Using the perf comparisons and itoa routines in Jonathan Leffler's answer, here are the stats I got:

• Division 2.15
• Subtraction 4.87
• My solution 1.56
• Brute force lookup 0.36

I increased the iteration count to 200000 to ensure I didn't have any problems with timing resolution, and had to add volatile to the function signatures so that the compiler didn't optimize out the loop.
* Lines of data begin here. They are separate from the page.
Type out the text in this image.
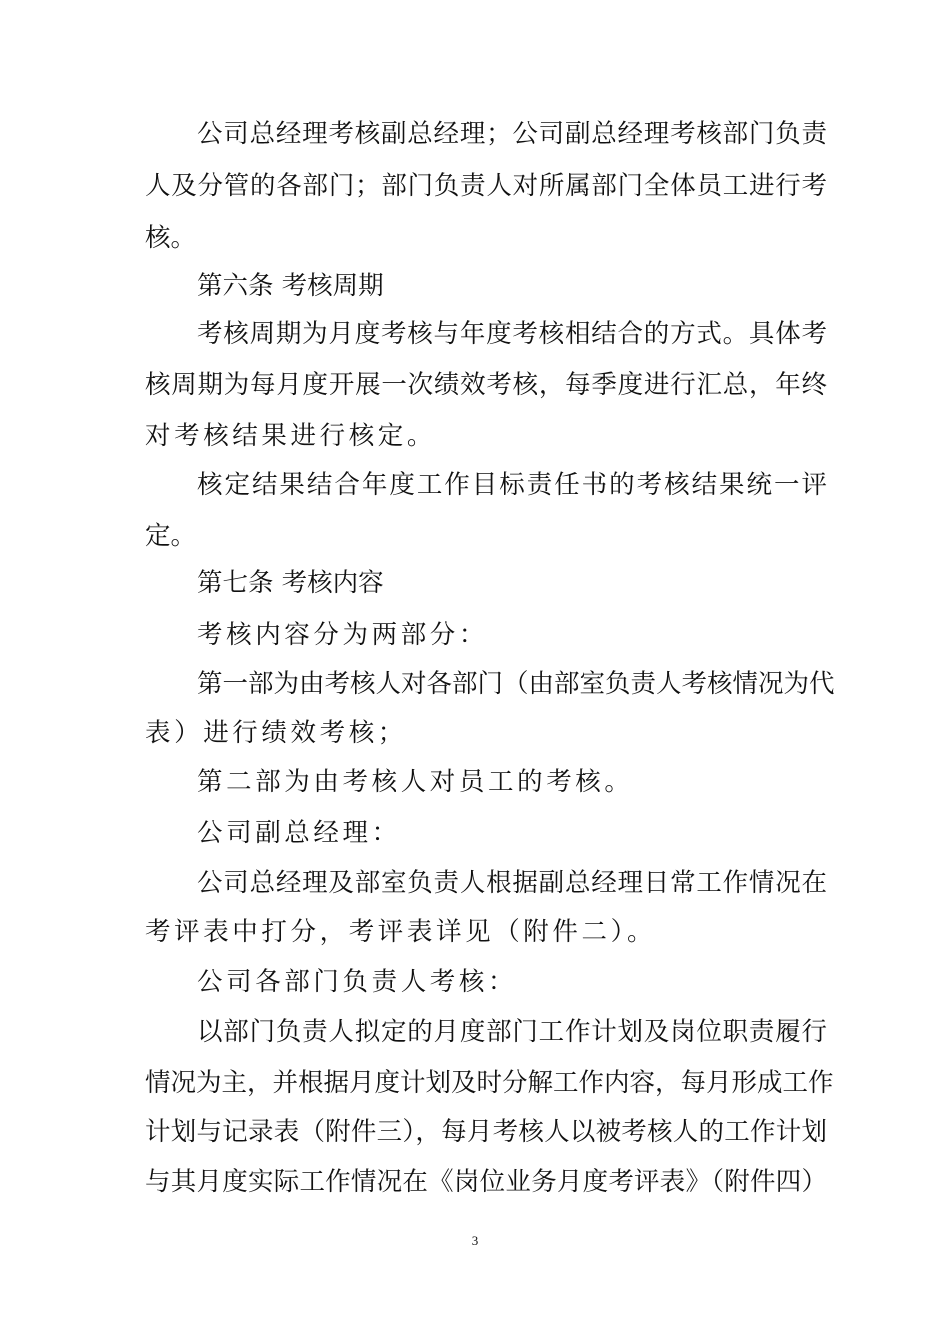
公司总经理考核副总经理；公司副总经理考核部门负责
人及分管的各部门；部门负责人对所属部门全体员工进行考
核。
第六条 考核周期
考核周期为月度考核与年度考核相结合的方式。具体考
核周期为每月度开展一次绩效考核，每季度进行汇总，年终
对考核结果进行核定。
核定结果结合年度工作目标责任书的考核结果统一评
定。
第七条 考核内容
考核内容分为两部分：
第一部为由考核人对各部门（由部室负责人考核情况为代
表）进行绩效考核；
第二部为由考核人对员工的考核。
公司副总经理：
公司总经理及部室负责人根据副总经理日常工作情况在
考评表中打分，考评表详见（附件二）。
公司各部门负责人考核：
以部门负责人拟定的月度部门工作计划及岗位职责履行
情况为主，并根据月度计划及时分解工作内容，每月形成工作
计划与记录表（附件三），每月考核人以被考核人的工作计划
与其月度实际工作情况在《岗位业务月度考评表》（附件四）
3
I used VS2010 express w/ vanilla "release" settings, on a 3ghz dual core 64 bit Windows 7 machine (tho it compiled to 32 bit).

The code:

#include "stdlib.h"
#include "stdio.h"
#include "assert.h"

void itoa_ten_bits(int n, char s[])
{
  static const short thousands_digit_subtract_map[2] =
  {
    0, 1000,
  };

  static const char hundreds_digit_map[128] =
  {
    0, 0, 0, 0, 0, 0, 0, 0, 0, 0, 0, 0,
    1, 1, 1, 1, 1, 1, 1, 1, 1, 1, 1, 1, 1,
    2, 2, 2, 2, 2, 2, 2, 2, 2, 2, 2, 2,
    3, 3, 3, 3, 3, 3, 3, 3, 3, 3, 3, 3, 3,
    4, 4, 4, 4, 4, 4, 4, 4, 4, 4, 4, 4,
    5, 5, 5, 5, 5, 5, 5, 5, 5, 5, 5, 5, 5,
    6, 6, 6, 6, 6, 6, 6, 6, 6, 6, 6, 6,
    7, 7, 7, 7, 7, 7, 7, 7, 7, 7, 7, 7, 7,
    8, 8, 8, 8, 8, 8, 8, 8, 8, 8, 8, 8,
    9, 9, 9, 9, 9, 9, 9, 9, 9, 9, 9, 9, 9,
    0, 0, 0,
  };

  static const short hundreds_digit_subtract_map[10] =
  {
    0, 100, 200, 300, 400, 500, 600, 700, 800, 900,
  };

  static const char tens_digit_map[12] =
  {
    0, 1, 2, 3, 3, 4, 5, 6, 7, 7, 8, 9,
  };

  static const char ones_digit_map[44] =
  {
    0, 1, 2, 3, 4, 5, 6, 7, 8, 9,
    0, 1, 2, 3, 4, 5, 6, 7, 8, 9,
    0, 1, 2, 3, 4, 5, 6, 7, 8, 9,
    0, 1, 2, 3, 4, 5, 6, 7, 8, 9,
    0, 1, 2, 3
  };

  /* Compiler should optimize out appX constants, % operations, and + operations */
  /* If not, use this:
    static const char ones_digit_append_map[16] =
    {
      0, 6, 2, 8, 4, 10, 6, 12, 8, 14, 10, 16, 12, 18, 14, 20,
    };
  */
  static const char a1 = 0x10 % 10, a2 = 0x20 % 10, a3 = 0x40 % 10, a4 = 0x80 % 10;
  static const char ones_digit_append_map[16] =
  {
    0, a1, a2, a1 + a2,
    a3, a1 + a3, a2 + a3, a1 + a2 + a3,
    a4, a1 + a4, a2 + a4, a1 + a2 + a4,
    a3 + a4, a1 + a3 + a4, a2 + a3 + a4, a1 + a2 + a3 + a4,
  };

  char thousands_digit, hundreds_digit, tens_digit, ones_digit;

  assert(n >= 0 && n < 1024 && "n must be between [0, 1024)");
  /* n &= 0x3ff; can use this instead of the assert */

  thousands_digit = (n >> 3 & 0x7f) > 0x7c;
  n -= thousands_digit_subtract_map[thousands_digit];

  ones_digit = ones_digit_map[
    (n & 0xf)
      + ones_digit_append_map[n >> 4 & 0xf]
      + ones_digit_append_map[n >> 8 & 0x3]
    ];
  n -= ones_digit;

  hundreds_digit = hundreds_digit_map[n >> 3 & 0x7f];
  n -= hundreds_digit_subtract_map[hundreds_digit];

  tens_digit = tens_digit_map[n >> 3];

  s[0] = '0' | thousands_digit;
  s[1] = '0' | hundreds_digit;
  s[2] = '0' | tens_digit;
  s[3] = '0' | ones_digit;
  s[4] = '\0';
}

int main(int argc, char* argv)
{
  int i;
  for(i = 0; i < 1024; ++i)
  {
    char blah[5];
    itoa_ten_bits(i, blah);
    if(atoi(blah) != i)
      printf("failed %d %s\n", i, blah);
  }
}

Are you required to use an ASCII string of the decimal representation? It would be much easier to store it in hexadecimal format. No division required, only (relatively cheap) shift operations. Excel should be able to read it if you prepend a '0x' to each number.